È ormai un vero e proprio scontro frontale quello tra il Lecce e Lameck Banda. L'esterno offensivo dello Zambia ha deciso di non presentarsi alle visite mediche e di saltare l'inizio del ritiro, rimanendo nel suo Paese d'origine e ignorando del tutto i tentativi di contatto da parte della società salentina, che ha multato il giocatore ed è pronta ad adire le vie legali.
I motivi della rabbia -
Alla base della protesta del giocatore ci sarebbe una forte irritazione per la gestione del suo contratto. Il Lecce ha infatti esercitato una clausola di prolungamento unilaterale fino al 2027 per l'accordo che sarebbe altrimenti scaduto lo scorso 30 giugno. Una mossa che ha fatto sfumare il suo passaggio a parametro zero ai sauditi dell'Al-Fateh.
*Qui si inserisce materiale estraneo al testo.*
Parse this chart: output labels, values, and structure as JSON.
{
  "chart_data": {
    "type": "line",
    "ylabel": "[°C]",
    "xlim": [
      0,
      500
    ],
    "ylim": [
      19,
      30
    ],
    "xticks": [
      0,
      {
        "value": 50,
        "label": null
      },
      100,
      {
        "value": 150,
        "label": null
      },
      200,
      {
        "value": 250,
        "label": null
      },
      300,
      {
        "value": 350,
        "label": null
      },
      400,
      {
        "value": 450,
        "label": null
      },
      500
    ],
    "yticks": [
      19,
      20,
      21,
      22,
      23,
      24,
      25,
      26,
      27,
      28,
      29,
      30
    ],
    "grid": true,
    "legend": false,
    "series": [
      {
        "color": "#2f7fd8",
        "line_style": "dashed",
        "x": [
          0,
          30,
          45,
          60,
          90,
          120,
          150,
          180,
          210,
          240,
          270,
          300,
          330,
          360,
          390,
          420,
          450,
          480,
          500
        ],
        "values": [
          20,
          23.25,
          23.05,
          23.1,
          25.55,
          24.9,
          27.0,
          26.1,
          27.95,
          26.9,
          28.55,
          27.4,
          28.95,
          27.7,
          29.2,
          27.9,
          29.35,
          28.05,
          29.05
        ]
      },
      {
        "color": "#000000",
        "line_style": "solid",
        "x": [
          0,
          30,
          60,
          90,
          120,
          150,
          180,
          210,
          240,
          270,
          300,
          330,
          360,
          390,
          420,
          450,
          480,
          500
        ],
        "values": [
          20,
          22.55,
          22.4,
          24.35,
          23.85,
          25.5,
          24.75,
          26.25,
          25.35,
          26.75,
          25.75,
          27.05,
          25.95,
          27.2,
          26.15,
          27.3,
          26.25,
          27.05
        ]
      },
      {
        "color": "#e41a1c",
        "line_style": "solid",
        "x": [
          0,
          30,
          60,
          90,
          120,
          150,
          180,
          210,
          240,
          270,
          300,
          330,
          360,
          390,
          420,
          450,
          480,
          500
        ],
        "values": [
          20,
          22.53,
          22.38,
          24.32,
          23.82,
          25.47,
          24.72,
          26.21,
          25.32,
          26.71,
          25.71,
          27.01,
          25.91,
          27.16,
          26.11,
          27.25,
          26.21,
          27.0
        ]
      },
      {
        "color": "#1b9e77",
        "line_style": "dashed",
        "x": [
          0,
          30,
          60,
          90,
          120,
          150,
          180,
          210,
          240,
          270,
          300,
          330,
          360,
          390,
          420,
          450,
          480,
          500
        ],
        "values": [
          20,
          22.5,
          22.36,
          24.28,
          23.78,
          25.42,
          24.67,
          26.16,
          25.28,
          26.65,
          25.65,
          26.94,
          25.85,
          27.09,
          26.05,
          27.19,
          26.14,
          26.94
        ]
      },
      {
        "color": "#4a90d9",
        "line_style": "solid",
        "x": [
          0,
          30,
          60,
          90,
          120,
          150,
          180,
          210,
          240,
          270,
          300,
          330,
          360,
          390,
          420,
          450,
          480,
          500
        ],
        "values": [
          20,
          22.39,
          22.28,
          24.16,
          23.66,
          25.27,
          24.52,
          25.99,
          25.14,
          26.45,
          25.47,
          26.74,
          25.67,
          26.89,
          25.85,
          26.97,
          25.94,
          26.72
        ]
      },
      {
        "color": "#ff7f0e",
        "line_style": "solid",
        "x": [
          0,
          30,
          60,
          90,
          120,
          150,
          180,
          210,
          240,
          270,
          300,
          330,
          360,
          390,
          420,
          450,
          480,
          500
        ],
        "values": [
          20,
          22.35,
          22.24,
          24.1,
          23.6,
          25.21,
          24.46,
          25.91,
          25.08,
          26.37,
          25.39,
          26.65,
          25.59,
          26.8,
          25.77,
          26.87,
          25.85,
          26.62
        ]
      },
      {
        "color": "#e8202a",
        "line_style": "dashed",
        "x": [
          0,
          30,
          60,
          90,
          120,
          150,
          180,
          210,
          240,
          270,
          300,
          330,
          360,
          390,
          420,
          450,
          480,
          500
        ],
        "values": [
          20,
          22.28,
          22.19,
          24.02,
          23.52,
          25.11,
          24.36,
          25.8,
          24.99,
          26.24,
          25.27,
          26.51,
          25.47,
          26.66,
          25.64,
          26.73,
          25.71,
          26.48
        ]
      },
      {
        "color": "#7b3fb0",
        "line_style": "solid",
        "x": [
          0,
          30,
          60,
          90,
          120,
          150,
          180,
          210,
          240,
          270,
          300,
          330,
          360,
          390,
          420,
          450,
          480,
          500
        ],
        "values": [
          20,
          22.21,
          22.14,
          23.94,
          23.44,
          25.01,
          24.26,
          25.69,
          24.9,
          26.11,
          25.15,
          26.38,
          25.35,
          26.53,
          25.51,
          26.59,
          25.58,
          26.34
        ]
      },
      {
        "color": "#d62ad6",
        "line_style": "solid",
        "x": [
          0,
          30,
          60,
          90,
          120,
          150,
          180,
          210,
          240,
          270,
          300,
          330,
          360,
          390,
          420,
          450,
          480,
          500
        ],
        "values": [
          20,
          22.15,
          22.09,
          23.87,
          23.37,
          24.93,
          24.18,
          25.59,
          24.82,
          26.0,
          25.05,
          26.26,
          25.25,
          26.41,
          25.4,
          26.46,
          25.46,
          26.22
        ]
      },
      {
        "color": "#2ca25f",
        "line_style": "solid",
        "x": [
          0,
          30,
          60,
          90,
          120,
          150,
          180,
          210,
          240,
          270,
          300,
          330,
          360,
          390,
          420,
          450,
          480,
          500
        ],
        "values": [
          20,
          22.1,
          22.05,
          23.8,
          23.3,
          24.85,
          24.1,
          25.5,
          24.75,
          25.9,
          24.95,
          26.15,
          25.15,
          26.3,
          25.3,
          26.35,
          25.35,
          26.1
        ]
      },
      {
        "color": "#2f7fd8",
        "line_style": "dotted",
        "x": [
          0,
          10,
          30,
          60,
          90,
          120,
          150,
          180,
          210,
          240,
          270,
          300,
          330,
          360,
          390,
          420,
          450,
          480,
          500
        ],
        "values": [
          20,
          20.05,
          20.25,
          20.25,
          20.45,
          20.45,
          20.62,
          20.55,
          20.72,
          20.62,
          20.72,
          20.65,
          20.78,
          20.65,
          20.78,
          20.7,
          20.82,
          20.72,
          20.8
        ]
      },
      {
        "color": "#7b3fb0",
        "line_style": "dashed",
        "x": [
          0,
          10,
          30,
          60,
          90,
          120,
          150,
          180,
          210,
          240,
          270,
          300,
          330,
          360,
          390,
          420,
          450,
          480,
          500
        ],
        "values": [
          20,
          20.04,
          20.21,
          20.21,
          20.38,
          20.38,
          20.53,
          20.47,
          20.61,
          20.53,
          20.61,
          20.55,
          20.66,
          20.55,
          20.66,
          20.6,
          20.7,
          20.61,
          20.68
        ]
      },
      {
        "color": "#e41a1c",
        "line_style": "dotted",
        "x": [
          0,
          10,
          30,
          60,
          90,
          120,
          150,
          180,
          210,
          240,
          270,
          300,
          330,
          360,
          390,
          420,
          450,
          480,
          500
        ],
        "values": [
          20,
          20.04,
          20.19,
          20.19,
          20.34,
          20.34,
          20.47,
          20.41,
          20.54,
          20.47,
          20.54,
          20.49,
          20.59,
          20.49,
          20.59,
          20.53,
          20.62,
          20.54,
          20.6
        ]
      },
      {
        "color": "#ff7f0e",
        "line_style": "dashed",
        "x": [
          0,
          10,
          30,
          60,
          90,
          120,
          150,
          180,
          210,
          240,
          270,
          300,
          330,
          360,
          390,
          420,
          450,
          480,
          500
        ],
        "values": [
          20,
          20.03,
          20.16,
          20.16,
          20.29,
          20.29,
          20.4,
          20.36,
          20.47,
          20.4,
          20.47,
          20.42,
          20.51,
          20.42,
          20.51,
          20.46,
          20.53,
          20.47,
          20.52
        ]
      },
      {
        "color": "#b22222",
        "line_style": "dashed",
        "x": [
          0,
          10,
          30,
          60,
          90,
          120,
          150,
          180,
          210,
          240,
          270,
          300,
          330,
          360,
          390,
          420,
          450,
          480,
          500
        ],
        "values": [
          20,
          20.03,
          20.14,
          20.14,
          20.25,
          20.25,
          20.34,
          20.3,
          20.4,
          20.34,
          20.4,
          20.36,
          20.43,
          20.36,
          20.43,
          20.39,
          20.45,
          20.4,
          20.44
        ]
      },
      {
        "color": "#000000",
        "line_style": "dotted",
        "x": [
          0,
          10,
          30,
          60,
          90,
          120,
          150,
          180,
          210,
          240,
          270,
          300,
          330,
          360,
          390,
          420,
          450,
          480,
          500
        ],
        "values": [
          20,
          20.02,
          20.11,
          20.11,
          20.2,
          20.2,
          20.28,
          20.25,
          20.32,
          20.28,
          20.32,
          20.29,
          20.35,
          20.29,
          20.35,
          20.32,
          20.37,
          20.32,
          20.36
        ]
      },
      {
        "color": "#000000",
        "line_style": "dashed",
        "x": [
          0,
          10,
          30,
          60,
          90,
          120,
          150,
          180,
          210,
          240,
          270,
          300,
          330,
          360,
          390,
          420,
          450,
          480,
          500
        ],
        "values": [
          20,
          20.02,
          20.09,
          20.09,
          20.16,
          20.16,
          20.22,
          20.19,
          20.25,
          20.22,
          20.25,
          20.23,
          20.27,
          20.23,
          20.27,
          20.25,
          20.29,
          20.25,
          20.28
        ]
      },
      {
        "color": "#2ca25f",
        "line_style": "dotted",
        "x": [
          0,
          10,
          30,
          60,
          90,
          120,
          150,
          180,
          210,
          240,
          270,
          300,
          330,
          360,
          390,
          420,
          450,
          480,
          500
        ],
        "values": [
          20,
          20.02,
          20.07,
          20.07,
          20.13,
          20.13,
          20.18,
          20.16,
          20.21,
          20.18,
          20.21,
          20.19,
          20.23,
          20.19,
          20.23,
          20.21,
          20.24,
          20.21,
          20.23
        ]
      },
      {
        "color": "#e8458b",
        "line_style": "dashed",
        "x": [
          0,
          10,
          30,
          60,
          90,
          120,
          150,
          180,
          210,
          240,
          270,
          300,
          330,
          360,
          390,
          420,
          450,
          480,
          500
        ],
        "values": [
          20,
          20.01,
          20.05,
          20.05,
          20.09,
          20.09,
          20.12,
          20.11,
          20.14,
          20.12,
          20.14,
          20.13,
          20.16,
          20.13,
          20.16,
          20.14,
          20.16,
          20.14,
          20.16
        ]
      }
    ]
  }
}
A far luce sulla posizione del calciatore ci ha pensato la testata zambiana BolaNews, che ha raccolto le dichiarazioni di un amico intimo di Banda: "Lameck non è contento di come il Lecce si è comportato con lui. Ha fatto tanti sforzi per il club, ma il suo contratto non è stato gestito nel modo giusto. Nessuno gli ha comunicato che l'accordo con il Lecce sarebbe stato prolungato fino al 2027, gli hanno fatto firmare un pezzo di carta in italiano senza spiegargli cosa ci fosse scritto. Si stanno approfittando della sua incapacità di leggere la lingua italiana e non gli hanno pagato lo stipendio per un mese. Lameck merita un trattamento migliore."
La reazione del Lecce -
Mentre sui social l'attaccante ha mostrato le prime tracce di sé — pubblicando alcune stories su Instagram che lo ritraggono durante un allenamento individuale al chiuso —, la dirigenza salentina ha già preso i primi provvedimenti e dopo la prima multa per l'assenza ingiustificata agli allenamenti, la posizione del giocatore rischia di aggravarsi ulteriormente. Come riportato da La Gazzetta dello Sport infatti, il Lecce, accertatosi che Banda sta bene e sta volutamente ignorando i messaggi della società, sarebbe pronto ad adire le vie legali rivolgendosi al Collegio Arbitrale chiedendo la decurtazione dello stipendio e presentando anche una richiesta di risarcimento danni per tutelare l'immagine del club e il deprezzamento del valore di mercato del cartellino.